Renault Zoe

BATD ON Aug 13, 2013 AT 9:38 am

Zoe can be plugged in at home

Zoe Charges In

OK, so we’re probably not going to get that jetpack the future promised us, but electric cars are coming. The Nissan Leaf has won plenty of fans and the BMW i3 arrives in November, but the latest car to try to lure oil addicts from the pumps is the zippy and affordable Renault Zoe.

Renault has looked carefully at all the reasons people might shy away from  electric cars and has an answer for most of them.  The biggie is price – but at £13,995, after Government grant, the Zoe is comparable to a Fiesta.

People expect electric cars to be funny looking, but the Zoe is definitely cute, and it has a cute girl’s name.

The boot is huge, and it isn’t full of batteries. Plus, people fret about a potential huge bill hanging over the owner and the resale value when the batteries fail. So if you buy a Zoe, you only lease the battery pack. A lifetime guarantee means Renault will repair or replace the batteries if they drop below 75% capacity.

Getting into the Zoe, I liked the retro-futuristic cabin – ever so slightly Jetsons –but everything I expected was in the right place. It’s weird when you turn the key and there’s no sound, but I’m used to that in hybrid cars. We set off smoothly and it accelerates pretty fast. Again, it’s odd when you’re used to a car going RR-RR-RR as you change gear.  The Zoe’s sound simply rises in a linear fashion, and there’s more wind and tyre noise than mechanical noise.

Renault Zoe

 A Sound Idea

At low speeds, the Zoe would be almost silent. So, for the sake of wandering smartphone-staring halfwits, Renault has given it a ‘voice’ at below 18mph. I imagined the car humming to itself. Or maybe it would play a tune, like the ice cream van that used to chill my blood with its sinister rendition of Teddy Bear’s Picnic. Maybe in future we could download a sound like a ring tone, but it might to frenzied attacks by crazed pedestrians. Still, I was disappointed that the ‘voice’ seemed to be just a low moan.

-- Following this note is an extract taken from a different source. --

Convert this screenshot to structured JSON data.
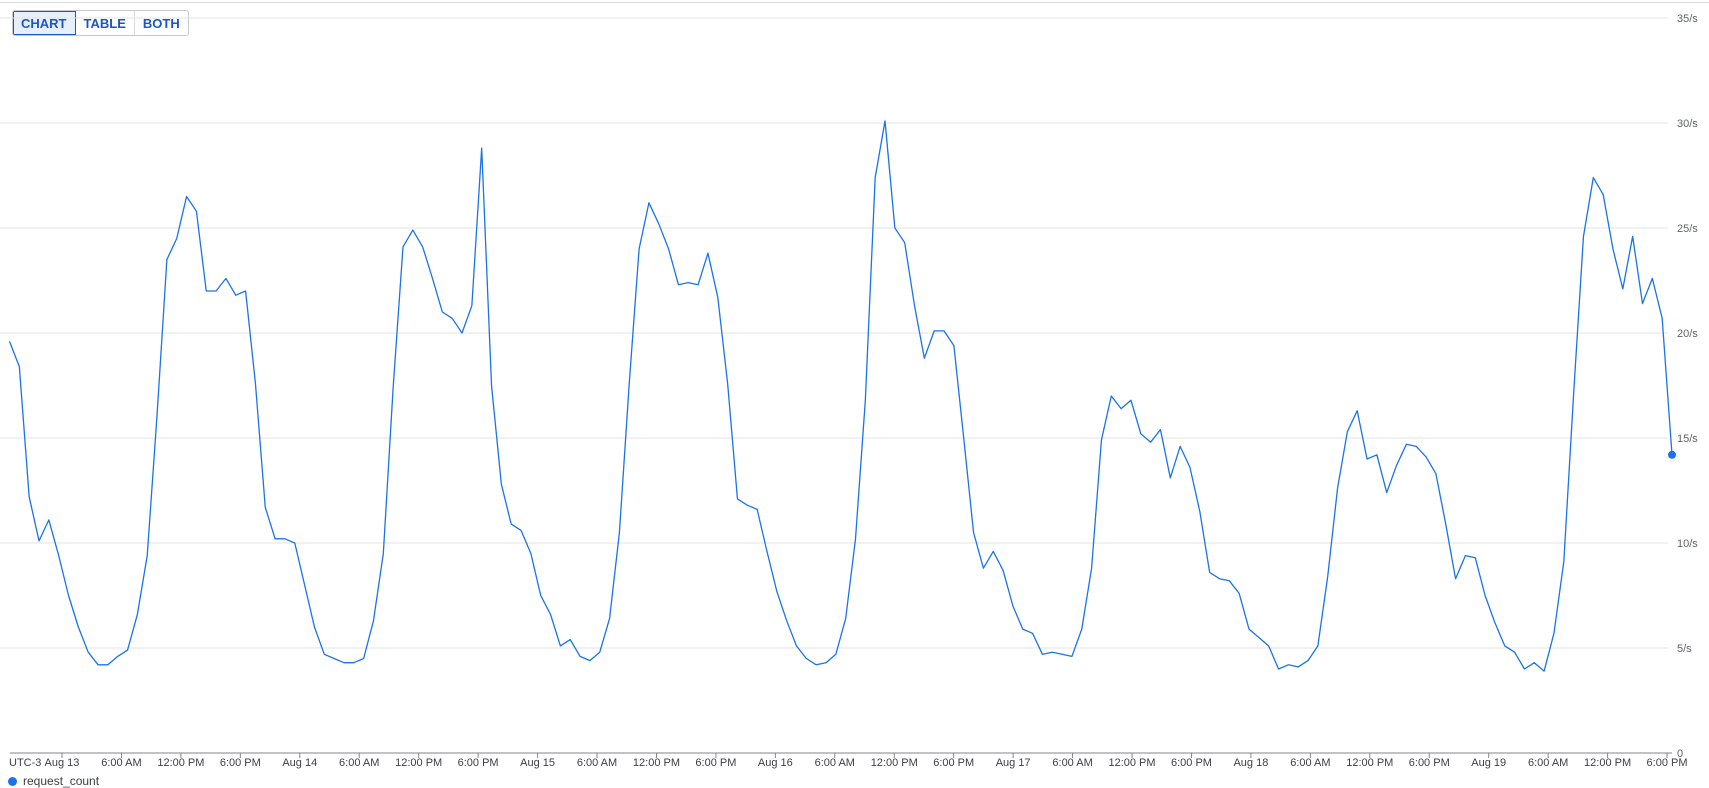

In most respects the Zoe is disappointingly normal. It’s easy to drive and easy to park. It does make occasional sighing noises, and can stop a bit abruptly, but I could get used to that.

I don’t think I could have one as my only car, though, it would be just one more thing I’d have to ‘manage’. You can plug it in overnight, and the charge will be enough for most people’s commute. There are charging stations popping up all over the place, too, and the car’s R-Link multi-media system can direct you to them. But even a rapid charge takes 30 minutes.

My phone battery is always flat, so I can imagine dashing out heading for important meeting, only to find I’d forgotten to plug it in. At least Renault guarantees that if you do run out of charge away from home, a man in a van will rescue you.

Keeping The Lights On

The biggest question is not for Renault alone. We’re being warned there will be black-outs in the next few years if we don’t find more ways to produce energy.

So will the already-stretched grid be able to power up thousands, or potentially millions of electric cars?
Ben Fletcher, product manager for Renault’s electric cars, told me about all sorts of clever ideas, such as timers to make sure cars only charge up at cheaper times when there is less demand. Your house could even claim some of the cheap energy stored in the car’s batteries during the day, if you’re not going out. Used batteries could also be used to store electricity by power stations or businesses. All clever stuff, it just needs some joined-up thinking. Otherwise we’ll be fracking until Lancashire sinks.

Renault Zoe
£13,995 plus £70 per month battery lease for 7,500 miles per year, £77 for 9,500 miles, and rising with mileage
Compared to Ford Fiesta TDCi 75PS 5dr £14,095 plus £65 for a 45-litre tank of diesel

Zoe attracts no road tax, congestion charge or benefit-in-kind tax
It’s official range is 130 miles, but Renault reckons in real-world motoring it will do 60-64 in winter, 90 in temperate weather

Liz Turner was on staff at What Car? magazine for five years and has driven everything from a Smart car to the Rolls-Royce Phantom.